While coy about revealing company figures, he estimates that excluding the retail market, food service is worth £800m in this country and 64% is contracted out "so there is still an opportunity".

In-house catering at the National Trust how to make heritage catering work

National trust logo
National trust logo
The National Trust has developed a commercially successful catering division in recent years. Trish Topliss, head of F&B, explains the key features expected of a heritage catering operation

What is the value of your catering? We provide catering for more than 10 million people a year at more than 150 National Trust properties. This brings in more than £11m profit, which is returned to the National Trust charity for conservation purposes.

How has the market changed? The demand is now for a casual, grazing style of eating instead of the traditional hot lunch. In response, we have modernised our food offer to include better quality sandwiches. Soup (all freshly made daily at each site) remains one of the biggest sellers.

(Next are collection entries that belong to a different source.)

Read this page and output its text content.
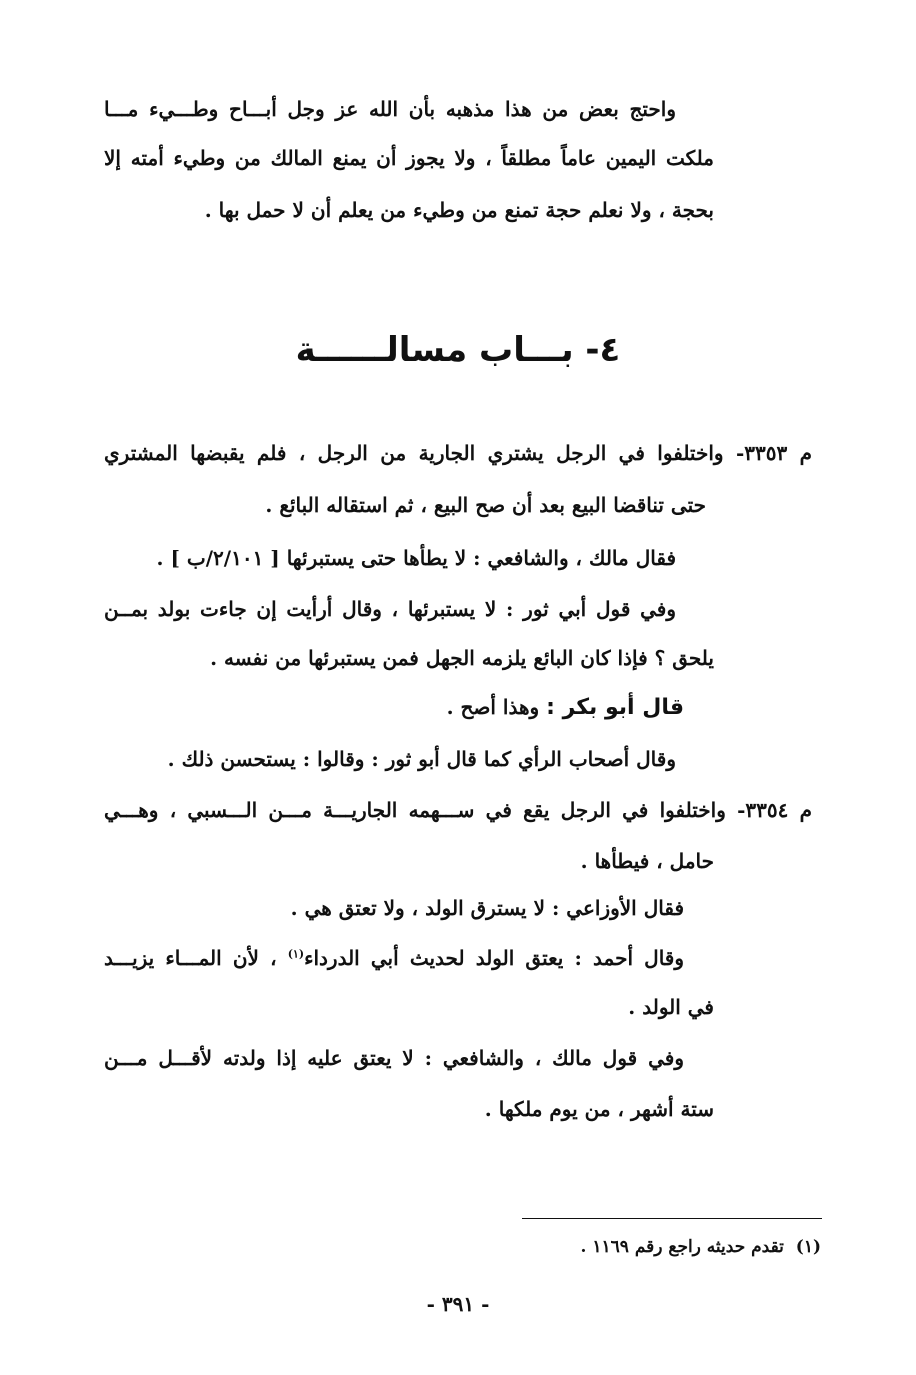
واحتج بعض من هذا مذهبه بأن الله عز وجل أبـــاح وطـــيء مـــا
ملكت اليمين عاماً مطلقاً ، ولا يجوز أن يمنع المالك من وطيء أمته إلا
بحجة ، ولا نعلم حجة تمنع من وطيء من يعلم أن لا حمل بها .
٤- بـــاب مسالــــــة
م ٣٣٥٣- واختلفوا في الرجل يشتري الجارية من الرجل ، فلم يقبضها المشتري
حتى تناقضا البيع بعد أن صح البيع ، ثم استقاله البائع .
فقال مالك ، والشافعي : لا يطأها حتى يستبرئها [ ٢/١٠١/ب ] .
وفي قول أبي ثور : لا يستبرئها ، وقال أرأيت إن جاءت بولد بمــن
يلحق ؟ فإذا كان البائع يلزمه الجهل فمن يستبرئها من نفسه .
قال أبو بكر : وهذا أصح .
وقال أصحاب الرأي كما قال أبو ثور : وقالوا : يستحسن ذلك .
م ٣٣٥٤- واختلفوا في الرجل يقع في ســـهمه الجاريـــة مـــن الـــسبي ، وهـــي
حامل ، فيطأها .
فقال الأوزاعي : لا يسترق الولد ، ولا تعتق هي .
وقال أحمد : يعتق الولد لحديث أبي الدرداء$^{(١)}$ ، لأن المـــاء يزيـــد
في الولد .
وفي قول مالك ، والشافعي : لا يعتق عليه إذا ولدته لأقـــل مـــن
ستة أشهر ، من يوم ملكها .
(١)  تقدم حديثه راجع رقم ١١٦٩ .
- ٣٩١ -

Another trend is the rise in coffee sales, which mimics the high street. We introduced speciality coffees six years ago and sales now equal those of tea. We've studied the market segments to determine which sites still require a traditional tea and cake offer rather than a more contemporary coffee shop one.

What type of design tends to work best? Using a modern coffee shop design style we've invested in the facilities at dozens of locations to enable visitors to have either a quick snack or a full lunch. The new quick-service design also means more visitors can be served. And where there are no facilities for a tea room or café, we've introduced grab-and go-style kiosks.

What are the benefits of in-house catering? It gives the chefs more freedom in creating recipes and menus. Some 85% of all produce is cooked on site, with the chefs using their own recipes and sourcing local ingredients to create a bespoke food offer. Customers appreciate this and I believe the taste is better.

And you have home-grown produce, too? Yes, some sites are lucky enough to have the use of produce from walled gardens on the estate. This is an area of development that will continue. Connecting National Trust estates with the food grown on them is one of our biggest opportunities.

How many people do you employ in catering? More than 1,000 people. They work sociable hours and we help them to achieve recognised catering qualifications.